Many of these initiatives have a focus on a particularly vulnerable groups affected by the housing crisis. For example, rough sleepers, immigrants, low income families, people with disabilities, students, those fleeing domestic violence and the elderly.

Finding a group that speaks to you and your values, and simply getting in touch could be a wonderful way to make your bridging firm more socially sustainable. And remember… It’s not “charity”. It’s an investment.

Inclusive lending boosts society

Another way bridging lenders can make a positive impact on society is simply to make their products accessible. For generations, people have been cut out from traditional forms of lending. One of the most obvious examples is the Muslim community.

According to the laws of Islam, followers cannot engage in any form of finance which includes interest. As you may be able to imagine, this cuts out almost all mortgages and bridging loans. But it doesn’t have to. A few simple changes could make property finance viable for everyone.

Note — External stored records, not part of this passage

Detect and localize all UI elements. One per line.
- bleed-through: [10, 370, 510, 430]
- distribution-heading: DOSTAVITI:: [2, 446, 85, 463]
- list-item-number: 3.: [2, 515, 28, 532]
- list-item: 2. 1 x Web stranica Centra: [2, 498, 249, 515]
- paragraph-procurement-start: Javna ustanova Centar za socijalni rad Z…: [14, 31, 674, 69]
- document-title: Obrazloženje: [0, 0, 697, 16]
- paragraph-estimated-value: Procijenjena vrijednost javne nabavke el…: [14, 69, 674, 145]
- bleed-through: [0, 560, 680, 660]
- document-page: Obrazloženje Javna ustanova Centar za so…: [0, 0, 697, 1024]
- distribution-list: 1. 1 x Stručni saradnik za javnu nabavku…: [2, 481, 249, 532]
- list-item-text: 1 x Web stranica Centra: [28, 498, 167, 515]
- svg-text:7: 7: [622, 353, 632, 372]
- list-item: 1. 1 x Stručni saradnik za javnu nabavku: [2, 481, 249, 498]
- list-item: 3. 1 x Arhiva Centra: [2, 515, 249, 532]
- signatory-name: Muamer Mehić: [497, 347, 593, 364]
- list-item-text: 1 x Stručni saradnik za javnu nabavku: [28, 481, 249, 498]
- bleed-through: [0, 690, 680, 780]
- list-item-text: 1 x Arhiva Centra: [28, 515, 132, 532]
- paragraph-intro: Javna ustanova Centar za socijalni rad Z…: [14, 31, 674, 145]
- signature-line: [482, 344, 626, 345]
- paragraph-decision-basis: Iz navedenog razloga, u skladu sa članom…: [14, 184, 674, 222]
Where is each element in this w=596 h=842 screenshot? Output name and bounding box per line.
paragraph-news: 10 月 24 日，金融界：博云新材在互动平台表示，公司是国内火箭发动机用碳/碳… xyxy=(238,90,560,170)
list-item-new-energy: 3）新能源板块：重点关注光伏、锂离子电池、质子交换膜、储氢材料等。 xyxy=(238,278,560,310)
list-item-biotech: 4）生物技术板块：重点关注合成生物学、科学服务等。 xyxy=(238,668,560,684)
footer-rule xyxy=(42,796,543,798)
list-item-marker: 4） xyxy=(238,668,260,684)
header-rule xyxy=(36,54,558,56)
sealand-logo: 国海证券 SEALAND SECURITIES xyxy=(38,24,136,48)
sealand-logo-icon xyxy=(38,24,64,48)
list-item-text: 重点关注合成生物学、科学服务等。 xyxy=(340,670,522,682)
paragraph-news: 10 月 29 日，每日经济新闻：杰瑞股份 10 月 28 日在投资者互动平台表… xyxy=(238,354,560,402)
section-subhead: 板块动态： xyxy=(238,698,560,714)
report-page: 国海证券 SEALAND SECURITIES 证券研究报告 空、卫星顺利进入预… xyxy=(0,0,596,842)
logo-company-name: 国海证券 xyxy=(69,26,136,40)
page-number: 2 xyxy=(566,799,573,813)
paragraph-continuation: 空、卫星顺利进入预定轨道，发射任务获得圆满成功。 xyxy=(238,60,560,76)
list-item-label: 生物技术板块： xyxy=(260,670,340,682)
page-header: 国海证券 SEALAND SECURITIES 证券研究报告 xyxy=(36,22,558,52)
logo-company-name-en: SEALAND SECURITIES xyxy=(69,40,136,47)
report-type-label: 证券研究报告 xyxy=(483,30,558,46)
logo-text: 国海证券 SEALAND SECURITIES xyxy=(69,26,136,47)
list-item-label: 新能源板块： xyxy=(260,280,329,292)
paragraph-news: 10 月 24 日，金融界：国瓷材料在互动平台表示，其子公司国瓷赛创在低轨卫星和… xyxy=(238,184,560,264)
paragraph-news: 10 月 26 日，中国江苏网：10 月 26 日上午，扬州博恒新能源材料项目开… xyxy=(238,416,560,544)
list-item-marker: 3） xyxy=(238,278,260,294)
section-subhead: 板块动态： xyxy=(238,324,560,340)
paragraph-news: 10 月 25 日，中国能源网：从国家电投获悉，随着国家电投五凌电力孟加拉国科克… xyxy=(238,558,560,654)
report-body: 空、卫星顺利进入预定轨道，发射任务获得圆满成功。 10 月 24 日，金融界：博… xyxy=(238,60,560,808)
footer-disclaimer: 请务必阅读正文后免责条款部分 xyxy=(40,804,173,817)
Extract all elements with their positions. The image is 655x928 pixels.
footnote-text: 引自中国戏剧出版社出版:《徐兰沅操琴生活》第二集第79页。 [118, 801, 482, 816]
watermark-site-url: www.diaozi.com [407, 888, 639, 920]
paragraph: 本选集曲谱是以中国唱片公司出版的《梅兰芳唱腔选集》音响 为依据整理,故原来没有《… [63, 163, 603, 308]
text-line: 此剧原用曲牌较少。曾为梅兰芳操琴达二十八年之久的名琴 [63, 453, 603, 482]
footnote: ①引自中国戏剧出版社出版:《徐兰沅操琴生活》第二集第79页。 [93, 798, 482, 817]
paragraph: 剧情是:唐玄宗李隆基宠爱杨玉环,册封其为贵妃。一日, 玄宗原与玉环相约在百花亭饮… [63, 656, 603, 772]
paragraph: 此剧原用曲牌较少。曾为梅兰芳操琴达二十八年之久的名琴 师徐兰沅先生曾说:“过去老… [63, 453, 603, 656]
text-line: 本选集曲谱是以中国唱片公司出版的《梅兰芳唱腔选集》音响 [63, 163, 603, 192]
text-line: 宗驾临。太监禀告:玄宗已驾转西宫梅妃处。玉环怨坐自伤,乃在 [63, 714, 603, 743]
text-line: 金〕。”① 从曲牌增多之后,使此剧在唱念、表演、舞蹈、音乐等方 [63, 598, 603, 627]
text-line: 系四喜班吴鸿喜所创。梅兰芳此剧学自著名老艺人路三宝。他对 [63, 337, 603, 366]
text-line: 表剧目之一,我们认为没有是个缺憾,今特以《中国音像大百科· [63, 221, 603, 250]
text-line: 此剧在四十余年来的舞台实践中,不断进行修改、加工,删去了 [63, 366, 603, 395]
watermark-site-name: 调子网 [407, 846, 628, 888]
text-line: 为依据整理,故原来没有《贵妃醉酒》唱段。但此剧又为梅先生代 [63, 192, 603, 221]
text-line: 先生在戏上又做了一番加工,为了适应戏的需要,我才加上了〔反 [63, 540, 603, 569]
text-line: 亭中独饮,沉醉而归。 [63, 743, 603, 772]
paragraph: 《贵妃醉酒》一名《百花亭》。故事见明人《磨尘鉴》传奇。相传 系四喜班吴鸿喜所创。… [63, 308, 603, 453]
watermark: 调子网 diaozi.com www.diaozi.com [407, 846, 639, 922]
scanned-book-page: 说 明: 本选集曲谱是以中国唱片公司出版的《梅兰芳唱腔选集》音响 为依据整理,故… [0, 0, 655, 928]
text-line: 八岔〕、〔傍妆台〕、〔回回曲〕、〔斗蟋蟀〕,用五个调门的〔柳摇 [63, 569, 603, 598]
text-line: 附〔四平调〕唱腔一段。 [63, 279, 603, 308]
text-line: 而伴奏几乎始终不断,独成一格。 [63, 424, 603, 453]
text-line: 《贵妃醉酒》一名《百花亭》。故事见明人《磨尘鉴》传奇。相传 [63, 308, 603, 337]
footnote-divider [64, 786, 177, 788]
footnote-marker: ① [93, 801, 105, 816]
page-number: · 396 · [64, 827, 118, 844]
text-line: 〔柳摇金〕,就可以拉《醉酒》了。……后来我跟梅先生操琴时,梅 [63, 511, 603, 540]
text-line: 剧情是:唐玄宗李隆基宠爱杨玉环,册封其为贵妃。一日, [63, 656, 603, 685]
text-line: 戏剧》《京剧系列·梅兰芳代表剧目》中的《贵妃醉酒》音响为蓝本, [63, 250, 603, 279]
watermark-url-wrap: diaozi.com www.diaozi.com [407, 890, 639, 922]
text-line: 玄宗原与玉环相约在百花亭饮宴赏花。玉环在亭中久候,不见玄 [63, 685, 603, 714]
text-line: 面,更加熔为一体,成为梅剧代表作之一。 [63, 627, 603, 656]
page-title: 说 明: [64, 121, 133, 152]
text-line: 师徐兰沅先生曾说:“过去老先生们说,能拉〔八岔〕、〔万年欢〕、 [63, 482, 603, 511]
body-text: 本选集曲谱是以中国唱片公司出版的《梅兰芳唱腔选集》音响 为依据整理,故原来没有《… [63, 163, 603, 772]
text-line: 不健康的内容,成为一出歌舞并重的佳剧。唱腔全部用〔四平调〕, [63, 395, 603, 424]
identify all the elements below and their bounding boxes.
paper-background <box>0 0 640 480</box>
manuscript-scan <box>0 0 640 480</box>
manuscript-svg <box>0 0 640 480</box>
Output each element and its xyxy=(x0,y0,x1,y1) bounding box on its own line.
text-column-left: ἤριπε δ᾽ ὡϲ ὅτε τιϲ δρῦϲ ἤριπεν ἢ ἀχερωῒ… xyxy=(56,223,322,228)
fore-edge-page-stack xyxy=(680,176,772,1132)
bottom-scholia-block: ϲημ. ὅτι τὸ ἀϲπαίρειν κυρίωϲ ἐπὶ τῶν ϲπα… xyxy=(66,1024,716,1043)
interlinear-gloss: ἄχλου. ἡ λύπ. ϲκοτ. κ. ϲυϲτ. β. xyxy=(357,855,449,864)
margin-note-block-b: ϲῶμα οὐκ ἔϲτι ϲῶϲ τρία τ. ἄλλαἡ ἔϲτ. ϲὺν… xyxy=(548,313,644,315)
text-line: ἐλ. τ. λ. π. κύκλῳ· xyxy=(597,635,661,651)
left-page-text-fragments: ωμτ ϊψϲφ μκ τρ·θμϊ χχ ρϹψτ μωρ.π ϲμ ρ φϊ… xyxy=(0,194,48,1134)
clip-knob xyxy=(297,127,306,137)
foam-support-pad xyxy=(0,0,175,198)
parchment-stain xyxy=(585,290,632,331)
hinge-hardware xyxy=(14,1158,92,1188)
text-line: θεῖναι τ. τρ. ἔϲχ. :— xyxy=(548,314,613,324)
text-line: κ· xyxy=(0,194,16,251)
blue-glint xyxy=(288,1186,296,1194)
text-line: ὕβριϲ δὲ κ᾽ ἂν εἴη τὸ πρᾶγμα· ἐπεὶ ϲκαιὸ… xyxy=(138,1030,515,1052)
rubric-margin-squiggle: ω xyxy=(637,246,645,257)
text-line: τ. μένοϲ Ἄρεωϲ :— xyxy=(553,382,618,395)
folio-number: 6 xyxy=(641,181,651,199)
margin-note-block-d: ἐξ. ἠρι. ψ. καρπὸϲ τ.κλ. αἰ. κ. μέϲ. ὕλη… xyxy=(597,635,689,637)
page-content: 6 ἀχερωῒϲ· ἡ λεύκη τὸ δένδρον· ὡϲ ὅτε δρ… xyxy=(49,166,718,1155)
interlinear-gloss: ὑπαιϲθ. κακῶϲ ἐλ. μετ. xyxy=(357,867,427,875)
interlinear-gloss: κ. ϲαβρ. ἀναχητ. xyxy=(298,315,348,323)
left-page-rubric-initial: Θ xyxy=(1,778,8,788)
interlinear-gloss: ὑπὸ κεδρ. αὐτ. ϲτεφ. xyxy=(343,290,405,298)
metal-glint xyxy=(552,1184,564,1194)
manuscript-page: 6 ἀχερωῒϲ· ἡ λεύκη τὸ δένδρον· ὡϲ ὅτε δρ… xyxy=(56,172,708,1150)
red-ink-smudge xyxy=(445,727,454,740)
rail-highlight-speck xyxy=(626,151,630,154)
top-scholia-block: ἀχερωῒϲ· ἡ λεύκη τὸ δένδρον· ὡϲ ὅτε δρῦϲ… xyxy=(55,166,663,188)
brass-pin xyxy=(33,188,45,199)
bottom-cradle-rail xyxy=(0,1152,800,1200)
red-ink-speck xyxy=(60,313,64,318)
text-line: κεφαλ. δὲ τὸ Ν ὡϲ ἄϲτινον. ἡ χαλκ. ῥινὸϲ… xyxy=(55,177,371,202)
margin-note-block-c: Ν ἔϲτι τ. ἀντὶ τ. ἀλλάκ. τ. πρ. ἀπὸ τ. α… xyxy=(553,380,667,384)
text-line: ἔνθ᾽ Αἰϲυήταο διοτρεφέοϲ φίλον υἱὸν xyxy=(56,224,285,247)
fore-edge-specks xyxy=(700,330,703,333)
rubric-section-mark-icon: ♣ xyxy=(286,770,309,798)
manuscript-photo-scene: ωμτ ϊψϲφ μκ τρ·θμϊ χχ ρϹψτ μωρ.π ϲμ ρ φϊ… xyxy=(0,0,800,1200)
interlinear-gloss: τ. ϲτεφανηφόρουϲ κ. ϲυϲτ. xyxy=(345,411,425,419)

For example, if bridging lenders offer a payment plan product with fixed monthly costs – rather than an interest-bearing loan – Muslims would be able to take part without compromising their religion. This would, of course, benefit the bridging firms as well, opening a new universe of potential clients.

What every UK lender needs to know about Islamic bridging finance right now

Inclusivity within bridging extends far beyond different religions too. For decades, huge groups have been left out of the picture. Caucasian businessmen tend to have been prioritised to the detriment of everyone else (possibly because the senior leadership was traditionally male dominated). But taking a moment to include as many different groups and communities as possible with real and tailored products could prove to be revolutionary – for profits as well as people.

Diversity within the office is paramount

Achieving these aims starts within the team. And as obvious as it may sound, to represent different members of society, firms need to be made up of them. It’s been proved that boards which contain at least 30% women perform better. Both for ESG goals and the balance sheet. This is because teams which are made up of different backgrounds, experiences and beliefs avoid “group think” and come up with sparkling new ideas.

Perhaps the simplest and most effective way to start making a difference, is with a few strategic promotions.